- Born: 17 December 1811
- Died: 9 July 1880 (aged 68)
- Known for: Norwegian military officer and politician

= Jens Landmark =

Norwegian politician (1811–1880)

Jens Landmark (17 December 1811 – 9 July 1880) was a Norwegian military officer and politician. He reached the rank of lieutenant colonel, was the director of Kongsberg Weapons Factory from 1854 to 1880, invented the Landmark conversion and served both as mayor as well as three periods in the Norwegian Parliament.

==Personal life==
He was born in Ulfsten to Andreas Landmark and Jacobine Caroline Wind. His uncle was Nils Landmark, and he had several notable cousins, including Johan Theodor and Johan Widing Heiberg Landmark.

He married Richarda Mathea Petrie Bruenech (1813–1854), who hailed from Kongsberg.

==Career==
Jens Landmark first made a career in the Norwegian Army.

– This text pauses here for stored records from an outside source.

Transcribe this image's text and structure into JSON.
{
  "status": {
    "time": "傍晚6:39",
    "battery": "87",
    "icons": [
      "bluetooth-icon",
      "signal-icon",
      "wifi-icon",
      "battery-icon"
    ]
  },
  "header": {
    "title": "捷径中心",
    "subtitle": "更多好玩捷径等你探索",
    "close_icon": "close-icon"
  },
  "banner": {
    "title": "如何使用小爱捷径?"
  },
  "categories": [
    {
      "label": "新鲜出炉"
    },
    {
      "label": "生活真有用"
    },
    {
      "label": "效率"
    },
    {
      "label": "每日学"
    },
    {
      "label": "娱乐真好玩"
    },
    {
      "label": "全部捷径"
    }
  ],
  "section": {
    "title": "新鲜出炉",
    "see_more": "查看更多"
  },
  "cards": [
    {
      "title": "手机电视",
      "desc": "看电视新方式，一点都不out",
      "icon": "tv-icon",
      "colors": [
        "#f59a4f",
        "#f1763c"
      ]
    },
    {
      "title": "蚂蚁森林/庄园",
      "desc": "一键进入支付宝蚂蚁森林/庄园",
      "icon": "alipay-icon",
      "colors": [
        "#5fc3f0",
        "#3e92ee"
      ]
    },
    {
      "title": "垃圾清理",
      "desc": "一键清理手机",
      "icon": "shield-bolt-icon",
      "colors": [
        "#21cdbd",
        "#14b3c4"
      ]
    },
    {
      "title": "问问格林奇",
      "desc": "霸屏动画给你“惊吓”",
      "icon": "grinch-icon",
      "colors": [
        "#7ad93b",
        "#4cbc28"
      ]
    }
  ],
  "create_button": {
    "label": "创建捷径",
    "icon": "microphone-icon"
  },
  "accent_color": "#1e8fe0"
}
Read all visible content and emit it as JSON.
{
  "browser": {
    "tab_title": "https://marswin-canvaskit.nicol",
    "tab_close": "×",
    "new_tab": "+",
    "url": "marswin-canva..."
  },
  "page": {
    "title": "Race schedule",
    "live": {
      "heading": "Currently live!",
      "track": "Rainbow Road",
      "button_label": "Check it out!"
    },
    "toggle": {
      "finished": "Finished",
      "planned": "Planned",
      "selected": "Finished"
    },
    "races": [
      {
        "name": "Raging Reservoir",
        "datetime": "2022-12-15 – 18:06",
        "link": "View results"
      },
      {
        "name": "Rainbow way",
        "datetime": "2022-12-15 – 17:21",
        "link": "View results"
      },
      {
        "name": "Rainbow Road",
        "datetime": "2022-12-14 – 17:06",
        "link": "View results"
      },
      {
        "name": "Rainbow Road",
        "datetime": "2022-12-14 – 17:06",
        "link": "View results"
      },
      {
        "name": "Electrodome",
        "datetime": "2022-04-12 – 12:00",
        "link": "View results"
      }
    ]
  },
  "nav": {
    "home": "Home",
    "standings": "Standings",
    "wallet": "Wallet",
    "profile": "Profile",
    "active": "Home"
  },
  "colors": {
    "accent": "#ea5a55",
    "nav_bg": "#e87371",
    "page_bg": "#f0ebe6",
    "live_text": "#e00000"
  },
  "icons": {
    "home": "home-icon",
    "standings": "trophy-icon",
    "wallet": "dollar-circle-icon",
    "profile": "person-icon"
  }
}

He rose in the hierarchy, from cadet in 1827 to second lieutenant in 1831. He later became captain. However, from 1838 he had a parallel career at the weapons factory Kongsberg Vaabenfabrik, a forerunner of Kongsberg Defence & Aerospace. Originally going into apprenticeship as a surveyor, he got this job on a permanent basis in October 1840. On 1 November 1854 he became acting director, and was appointed director permanently on 26 May 1855. He succeeded Peder Christian Holst. Landmark personally constructed the Landmark conversion, a modification of the kammerlader rifles to allow them to fire rim fire ammunition, as opposed to being caplock weapons. The model was used by the Royal Norwegian Navy. During Landmark's time as director, the factory saw some significant progresses. In 1871 the branch line of the Randsfjord Railway Line from Hokksund to Kongsberg was completed, making transportation much easier. Also, new production demands, as the Remington (1867) and Krag–Petersson (1876) rifles were taken into use, led to expansions.

In 1862 Landmark was elected to the Norwegian Parliament, representing the constituency of Kongsberg. He was re-elected on two non-consecutive occasions, in 1868 and 1880. Both his father and uncle had been members of Parliament. On the local political level, Jens Landmark was mayor of Kongsberg in 1851 (Sjur Aasmundsen Sexe was mayor from January to March), 1853, 1856 and 1864, and deputy mayor in 1855 and 1861.

In addition, he was still enrolled with the military, and was promoted to lieutenant colonel on 30 January 1864. In addition, he was proclaimed Knight of the Order of St. Olav in 1860, as well as Knight of the Swedish Order of the Sword.

Jens Landmark died in 1880 in Kongsberg. He was succeeded as factory director by Ole Herman Krag. A street in Kongsberg was named for him.